Theresa coasted down and pulled up perfectly right at the pumps. A quick re-fuel, and she was back on track. She remembers the incident with a chuckle, but admits there were too many things that could have gone wrong, and says that next time she’ll be patient and wait.
Female truck drivers are hitting the road
Theresa has now been all over the country. She’s witnessed electrifying lightning storms in the wet seasons up north, and cruised along miles of endless outback. Her largest trip – which she refers to as the ‘triangle of death’ – is a very tiring six-day trip from Perth to Sydney to Brisbane, and then back again to Perth.

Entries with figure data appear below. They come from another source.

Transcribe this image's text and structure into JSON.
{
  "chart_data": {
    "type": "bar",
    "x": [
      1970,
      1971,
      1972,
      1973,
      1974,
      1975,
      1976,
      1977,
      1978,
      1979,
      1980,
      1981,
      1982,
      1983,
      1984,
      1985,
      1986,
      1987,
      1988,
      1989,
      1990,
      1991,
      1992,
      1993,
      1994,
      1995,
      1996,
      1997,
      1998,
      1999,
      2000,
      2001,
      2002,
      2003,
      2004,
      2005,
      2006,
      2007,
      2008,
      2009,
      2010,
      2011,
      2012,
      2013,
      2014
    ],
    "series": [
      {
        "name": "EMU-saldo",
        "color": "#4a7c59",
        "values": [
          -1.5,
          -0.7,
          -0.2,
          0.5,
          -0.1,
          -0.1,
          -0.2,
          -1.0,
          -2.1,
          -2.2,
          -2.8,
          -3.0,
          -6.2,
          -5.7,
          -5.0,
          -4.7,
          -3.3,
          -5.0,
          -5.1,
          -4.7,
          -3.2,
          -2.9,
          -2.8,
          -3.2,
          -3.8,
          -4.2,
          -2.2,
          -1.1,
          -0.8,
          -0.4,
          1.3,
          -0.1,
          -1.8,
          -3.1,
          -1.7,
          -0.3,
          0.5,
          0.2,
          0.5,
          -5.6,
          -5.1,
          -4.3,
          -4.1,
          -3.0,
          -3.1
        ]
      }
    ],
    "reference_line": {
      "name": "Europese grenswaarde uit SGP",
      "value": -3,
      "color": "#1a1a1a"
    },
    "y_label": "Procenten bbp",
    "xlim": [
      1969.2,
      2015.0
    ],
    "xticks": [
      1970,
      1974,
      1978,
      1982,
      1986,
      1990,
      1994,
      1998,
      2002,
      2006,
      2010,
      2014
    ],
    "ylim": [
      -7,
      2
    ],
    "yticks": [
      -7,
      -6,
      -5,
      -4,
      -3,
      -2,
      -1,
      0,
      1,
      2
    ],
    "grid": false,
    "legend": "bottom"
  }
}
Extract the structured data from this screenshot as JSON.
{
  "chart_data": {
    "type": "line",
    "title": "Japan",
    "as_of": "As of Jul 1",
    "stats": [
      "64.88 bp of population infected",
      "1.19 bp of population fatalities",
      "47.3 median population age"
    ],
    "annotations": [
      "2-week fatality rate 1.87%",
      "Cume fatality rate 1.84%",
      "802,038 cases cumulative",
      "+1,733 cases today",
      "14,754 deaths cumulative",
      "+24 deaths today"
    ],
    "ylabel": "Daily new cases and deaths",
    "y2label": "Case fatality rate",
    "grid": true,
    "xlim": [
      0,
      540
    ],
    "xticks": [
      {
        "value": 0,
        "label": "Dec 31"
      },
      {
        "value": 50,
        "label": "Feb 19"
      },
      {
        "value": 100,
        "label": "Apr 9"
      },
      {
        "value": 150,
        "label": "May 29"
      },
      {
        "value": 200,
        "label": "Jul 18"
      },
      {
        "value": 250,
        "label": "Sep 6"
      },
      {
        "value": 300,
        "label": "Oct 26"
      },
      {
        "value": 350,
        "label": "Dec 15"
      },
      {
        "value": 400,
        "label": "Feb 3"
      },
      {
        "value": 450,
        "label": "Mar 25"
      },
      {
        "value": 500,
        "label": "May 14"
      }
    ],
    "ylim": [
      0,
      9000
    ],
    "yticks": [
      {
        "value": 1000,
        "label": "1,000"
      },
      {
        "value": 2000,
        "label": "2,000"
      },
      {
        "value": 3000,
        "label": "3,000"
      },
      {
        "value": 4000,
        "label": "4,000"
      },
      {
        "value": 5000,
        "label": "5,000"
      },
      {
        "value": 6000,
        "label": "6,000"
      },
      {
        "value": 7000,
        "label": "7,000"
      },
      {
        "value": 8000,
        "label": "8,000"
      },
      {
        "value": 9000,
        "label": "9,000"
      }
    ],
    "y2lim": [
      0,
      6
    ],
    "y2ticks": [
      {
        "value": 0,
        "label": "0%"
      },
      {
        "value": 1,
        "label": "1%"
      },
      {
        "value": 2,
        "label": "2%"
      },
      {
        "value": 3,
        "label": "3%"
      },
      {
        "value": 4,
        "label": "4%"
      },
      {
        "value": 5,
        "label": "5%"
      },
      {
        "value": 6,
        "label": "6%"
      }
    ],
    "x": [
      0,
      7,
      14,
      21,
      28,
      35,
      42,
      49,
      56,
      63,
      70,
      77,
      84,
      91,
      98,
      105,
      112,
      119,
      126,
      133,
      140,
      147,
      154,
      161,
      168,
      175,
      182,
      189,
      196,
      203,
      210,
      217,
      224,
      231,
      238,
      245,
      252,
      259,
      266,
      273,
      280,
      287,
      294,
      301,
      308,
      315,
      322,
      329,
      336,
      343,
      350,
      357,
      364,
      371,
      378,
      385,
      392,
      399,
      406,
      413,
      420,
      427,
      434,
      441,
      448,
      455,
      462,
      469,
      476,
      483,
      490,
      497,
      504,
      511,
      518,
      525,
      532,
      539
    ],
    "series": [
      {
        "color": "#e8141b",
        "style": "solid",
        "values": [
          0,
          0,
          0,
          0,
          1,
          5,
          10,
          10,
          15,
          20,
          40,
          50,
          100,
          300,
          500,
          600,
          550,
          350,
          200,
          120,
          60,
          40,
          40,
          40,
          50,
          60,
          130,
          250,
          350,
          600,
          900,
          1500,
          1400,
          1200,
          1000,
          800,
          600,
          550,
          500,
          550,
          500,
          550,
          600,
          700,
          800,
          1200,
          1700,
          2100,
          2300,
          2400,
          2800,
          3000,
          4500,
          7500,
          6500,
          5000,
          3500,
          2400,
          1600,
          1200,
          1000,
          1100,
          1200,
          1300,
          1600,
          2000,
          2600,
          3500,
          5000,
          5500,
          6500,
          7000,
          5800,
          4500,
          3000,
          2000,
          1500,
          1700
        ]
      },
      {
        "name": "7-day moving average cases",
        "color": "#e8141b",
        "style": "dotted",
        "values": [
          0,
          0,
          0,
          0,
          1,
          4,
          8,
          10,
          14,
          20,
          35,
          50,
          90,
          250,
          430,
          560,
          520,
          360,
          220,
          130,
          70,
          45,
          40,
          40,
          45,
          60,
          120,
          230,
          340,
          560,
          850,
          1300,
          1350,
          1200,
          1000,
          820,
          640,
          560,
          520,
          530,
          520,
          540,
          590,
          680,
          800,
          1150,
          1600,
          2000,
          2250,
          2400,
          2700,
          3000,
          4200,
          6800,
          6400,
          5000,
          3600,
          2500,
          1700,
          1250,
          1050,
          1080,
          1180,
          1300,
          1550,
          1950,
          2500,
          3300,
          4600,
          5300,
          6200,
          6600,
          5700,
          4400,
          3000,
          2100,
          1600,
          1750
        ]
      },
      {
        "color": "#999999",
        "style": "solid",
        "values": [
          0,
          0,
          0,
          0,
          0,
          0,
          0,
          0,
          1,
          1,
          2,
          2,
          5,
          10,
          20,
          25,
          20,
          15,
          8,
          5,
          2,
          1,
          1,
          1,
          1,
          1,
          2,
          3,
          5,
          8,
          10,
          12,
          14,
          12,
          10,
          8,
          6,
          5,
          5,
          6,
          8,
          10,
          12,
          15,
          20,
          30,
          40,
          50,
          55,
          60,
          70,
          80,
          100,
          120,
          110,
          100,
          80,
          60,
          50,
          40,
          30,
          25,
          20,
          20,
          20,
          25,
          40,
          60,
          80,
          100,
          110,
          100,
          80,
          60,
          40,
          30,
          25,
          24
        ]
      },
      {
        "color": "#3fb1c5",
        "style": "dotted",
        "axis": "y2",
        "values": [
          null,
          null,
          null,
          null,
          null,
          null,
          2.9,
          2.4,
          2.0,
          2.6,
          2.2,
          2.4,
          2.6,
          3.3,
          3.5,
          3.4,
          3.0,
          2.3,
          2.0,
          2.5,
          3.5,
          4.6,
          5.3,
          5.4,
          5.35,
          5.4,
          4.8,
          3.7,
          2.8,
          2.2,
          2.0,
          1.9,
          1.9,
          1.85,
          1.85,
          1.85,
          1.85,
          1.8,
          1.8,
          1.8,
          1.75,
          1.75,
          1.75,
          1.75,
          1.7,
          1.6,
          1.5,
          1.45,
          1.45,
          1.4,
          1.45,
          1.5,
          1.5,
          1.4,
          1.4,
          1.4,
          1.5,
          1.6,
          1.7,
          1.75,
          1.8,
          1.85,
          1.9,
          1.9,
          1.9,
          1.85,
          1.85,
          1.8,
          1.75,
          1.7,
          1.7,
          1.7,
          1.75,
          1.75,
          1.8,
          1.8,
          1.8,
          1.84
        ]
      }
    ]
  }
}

“The industry is changing. This year alone I’ve seen more ladies getting behind the wheel than ever before and I am so proud,” Theresa says. “It’s becoming easier with technology; even social media plays a part in supporting female truck drivers. It’s a truly fantastic industry to be in – you can see the country and be paid for it.”
From driving alone, to driving oversized loads and ugly freight – awkwardly shaped goods that can’t be freighted through regular channels – and everything in between, Theresa has certainly left her P plates behind. She and her partner have just had a baby, and when she returns from maternity leave she hopes to train newly accredited multiple-combination drivers to drive triple road trains.
“There’s a gap in training for these types of rigs and very few female truck drivers are taking up the work. I’d love to be involved in gearing up the next generation,” Theresa says.